Fatima’s primary field of research is Persian mystical and epic literature, spanning Iran and the broader Persianate world, including Central Asia, Afghanistan, and South Asia. Her doctoral research in Persian literature from the University of Tehran explored the hagiographical-mystical literature of Central Asia. Specifically, her dissertation investigated the cross-cultural connections between Central Asian and Indian mystics during the 15th and 16th centuries, as evidenced in Persian hagiographical texts produced by Central Asian Sufi orders of that period.
She has also pursued extensive research on Persian epics, with a particular emphasis on Firdausī’s Shāhnāmah and its profound influence on various literary genres in 19th-century South Asia, including the Urdu ġhazal, dāstān, and marṡiyah.

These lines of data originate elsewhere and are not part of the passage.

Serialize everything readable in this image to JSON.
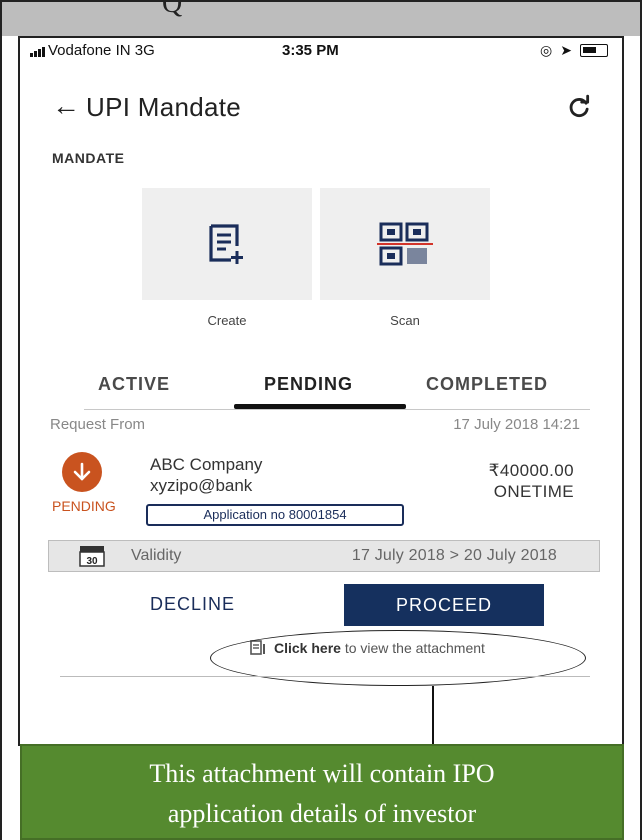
{
  "status_bar": {
    "carrier": "Vodafone IN  3G",
    "time": "3:35 PM"
  },
  "header": {
    "title": "UPI Mandate"
  },
  "section": {
    "label": "MANDATE"
  },
  "actions": [
    {
      "label": "Create",
      "icon": "create-doc-icon"
    },
    {
      "label": "Scan",
      "icon": "qr-scan-icon"
    }
  ],
  "tabs": {
    "active": "ACTIVE",
    "pending": "PENDING",
    "completed": "COMPLETED",
    "selected": "PENDING"
  },
  "request": {
    "from_label": "Request From",
    "date": "17 July 2018 14:21",
    "company": "ABC Company",
    "upi_id": "xyzipo@bank",
    "amount": "₹40000.00",
    "frequency": "ONETIME",
    "status": "PENDING",
    "application_no": "Application no 80001854"
  },
  "validity": {
    "icon_day": "30",
    "label": "Validity",
    "range": "17 July 2018 > 20 July 2018"
  },
  "buttons": {
    "decline": "DECLINE",
    "proceed": "PROCEED"
  },
  "attachment": {
    "link": "Click here",
    "text": " to view the attachment"
  },
  "note": {
    "line1": "This attachment will contain IPO",
    "line2": "application details of investor"
  },
  "colors": {
    "primary": "#15305e",
    "pending": "#c9531f",
    "note_bg": "#558a2f"
  }
}
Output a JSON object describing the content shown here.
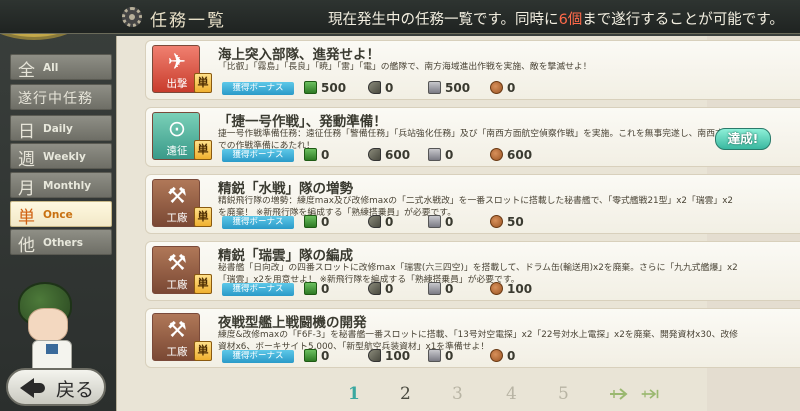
{
  "header": {
    "title": "任務一覧",
    "info_prefix": "現在発生中の任務一覧です。同時に",
    "info_count": "6個",
    "info_suffix": "まで遂行することが可能です。"
  },
  "sidebar": {
    "items": [
      {
        "kanji": "全",
        "label": "All"
      },
      {
        "kanji": "遂行中任務",
        "label": ""
      },
      {
        "kanji": "日",
        "label": "Daily"
      },
      {
        "kanji": "週",
        "label": "Weekly"
      },
      {
        "kanji": "月",
        "label": "Monthly"
      },
      {
        "kanji": "単",
        "label": "Once"
      },
      {
        "kanji": "他",
        "label": "Others"
      }
    ],
    "active": "Once"
  },
  "back_button": {
    "label": "戻る"
  },
  "quests": [
    {
      "category": "出撃",
      "single": "単",
      "title": "海上突入部隊、進発せよ！",
      "desc": "「比叡」「霧島」「長良」「暁」「雷」「電」の艦隊で、南方海域進出作戦を実施、敵を撃滅せよ！",
      "bonus": "獲得ボーナス",
      "fuel": "500",
      "ammo": "0",
      "steel": "500",
      "baux": "0",
      "status": ""
    },
    {
      "category": "遠征",
      "single": "単",
      "title": "「捷一号作戦」、発動準備！",
      "desc": "捷一号作戦準備任務：遠征任務「警備任務」「兵站強化任務」及び「南西方面航空偵察作戦」を実施。これを無事完遂し、南西方面での作戦準備にあたれ！",
      "bonus": "獲得ボーナス",
      "fuel": "0",
      "ammo": "600",
      "steel": "0",
      "baux": "600",
      "status": "達成!"
    },
    {
      "category": "工廠",
      "single": "単",
      "title": "精鋭「水戦」隊の増勢",
      "desc": "精鋭飛行隊の増勢：練度max及び改修maxの「二式水戦改」を一番スロットに搭載した秘書艦で、「零式艦戦21型」x2「瑞雲」x2を廃棄！ ※新飛行隊を編成する「熟練搭乗員」が必要です。",
      "bonus": "獲得ボーナス",
      "fuel": "0",
      "ammo": "0",
      "steel": "0",
      "baux": "50",
      "status": ""
    },
    {
      "category": "工廠",
      "single": "単",
      "title": "精鋭「瑞雲」隊の編成",
      "desc": "秘書艦「日向改」の四番スロットに改修max「瑞雲(六三四空)」を搭載して、ドラム缶(輸送用)x2を廃棄。さらに「九九式艦爆」x2「瑞雲」x2を用意せよ！ ※新飛行隊を編成する「熟練搭乗員」が必要です。",
      "bonus": "獲得ボーナス",
      "fuel": "0",
      "ammo": "0",
      "steel": "0",
      "baux": "100",
      "status": ""
    },
    {
      "category": "工廠",
      "single": "単",
      "title": "夜戦型艦上戦闘機の開発",
      "desc": "練度&改修maxの「F6F-3」を秘書艦一番スロットに搭載、「13号対空電探」x2「22号対水上電探」x2を廃棄、開発資材x30、改修資材x6、ボーキサイト5,000、「新型航空兵装資材」x1を準備せよ！",
      "bonus": "獲得ボーナス",
      "fuel": "0",
      "ammo": "100",
      "steel": "0",
      "baux": "0",
      "status": ""
    }
  ],
  "pagination": {
    "pages": [
      "1",
      "2",
      "3",
      "4",
      "5"
    ],
    "current": "1"
  },
  "colors": {
    "accent_teal": "#3aa8a0",
    "highlight_red": "#ff6a4a",
    "active_tab": "#d06010"
  }
}
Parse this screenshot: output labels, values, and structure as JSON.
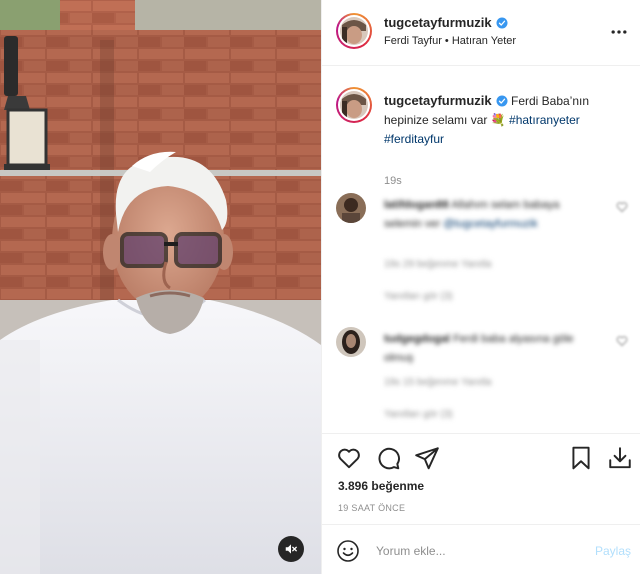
{
  "post": {
    "username": "tugcetayfurmuzik",
    "verified": true,
    "subtitle": "Ferdi Tayfur • Hatıran Yeter",
    "more_icon": "more-horizontal-icon",
    "media": {
      "mute_icon": "speaker-muted-icon"
    },
    "caption": {
      "text": "Ferdi Baba’nın hepinize selamı var",
      "emoji": "💐",
      "hashtags": [
        "#hatıranyeter",
        "#ferditayfur"
      ],
      "time": "19s"
    },
    "comments": [
      {
        "username": "latifdogan88",
        "text": "Allahım selam babaya selemin ver",
        "mention": "@tugcetayfurmuzik",
        "meta": "19s   29 beğenme   Yanıtla",
        "replies": "Yanıtları gör (3)"
      },
      {
        "username": "tudgegdogal",
        "text": "Ferdi baba alyasına göle olmuş",
        "meta": "19s   15 beğenme   Yanıtla",
        "replies": "Yanıtları gör (3)"
      }
    ],
    "actions": {
      "like_icon": "heart-icon",
      "comment_icon": "comment-bubble-icon",
      "share_icon": "paper-plane-icon",
      "save_icon": "bookmark-icon",
      "download_icon": "download-icon"
    },
    "likes": "3.896 beğenme",
    "time_ago": "19 SAAT ÖNCE",
    "comment_box": {
      "placeholder": "Yorum ekle...",
      "post_label": "Paylaş",
      "emoji_icon": "smiley-icon"
    }
  },
  "colors": {
    "link": "#00376b",
    "muted": "#8e8e8e",
    "verified": "#3897f0",
    "post_button": "#b2dffc"
  }
}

Fatima’s exploration of the Shāhnāmah’s influence on the Urdu marṡiyah led her to a deeper engagement with āshūrā poetry, predominantly composed in the form of marṡiyah, in both Urdu and Persian.
For her post-doctoral research fellowship at Mittal Institute, Harvard, Fatima will be doing a comparative study of āshūrā poetry in Urdu and Persian, tracing its development from the 16th century onward in South Asia and Iran. Such a comparison can provide fresh insights into this rich literary tradition, particularly during the late Safavid and Mughal periods, when there was significant cultural and literary exchange between South Asia and Iran.

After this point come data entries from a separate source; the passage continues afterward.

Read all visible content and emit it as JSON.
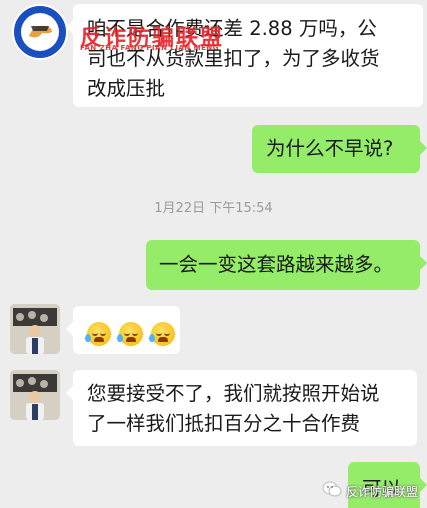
{
  "chat": {
    "messages": [
      {
        "id": "m1",
        "side": "in",
        "lines": [
          "咱不是合作费还差 2.88 万吗，公",
          "司也不从货款里扣了，为了多收货",
          "改成压批"
        ]
      },
      {
        "id": "m2",
        "side": "out",
        "lines": [
          "为什么不早说?"
        ]
      },
      {
        "id": "m3",
        "side": "out",
        "lines": [
          "一会一变这套路越来越多。"
        ]
      },
      {
        "id": "m4",
        "side": "in",
        "emoji": [
          "loudly-crying-face",
          "loudly-crying-face",
          "loudly-crying-face"
        ]
      },
      {
        "id": "m5",
        "side": "in",
        "lines": [
          "您要接受不了，我们就按照开始说",
          "了一样我们抵扣百分之十合作费"
        ]
      },
      {
        "id": "m6",
        "side": "out",
        "lines": [
          "可以"
        ]
      }
    ],
    "timestamp": "1月22日 下午15:54"
  },
  "watermark": {
    "title": "反诈防骗联盟",
    "subtitle": "FAN ZHA FANG PIAN LIAN MENG",
    "footer": "反诈防骗联盟",
    "brand_color": "#e8242a"
  }
}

Currently, she works as an Assistant Professor of Comparative Literature and Creative Arts at the Lahore University of Management Sciences (LUMS) in Lahore, Pakistan. Her teaching portfolio includes courses on Persian epic and mystical literature, with particular focus on Firdausī’s Shāhnāmah and Jalāl al-Dīn Rūmī’s Maṡnavī and Dīvān. Fatima also teaches exile literature produced by Afghan and Iranian diasporic writers over the past two decades.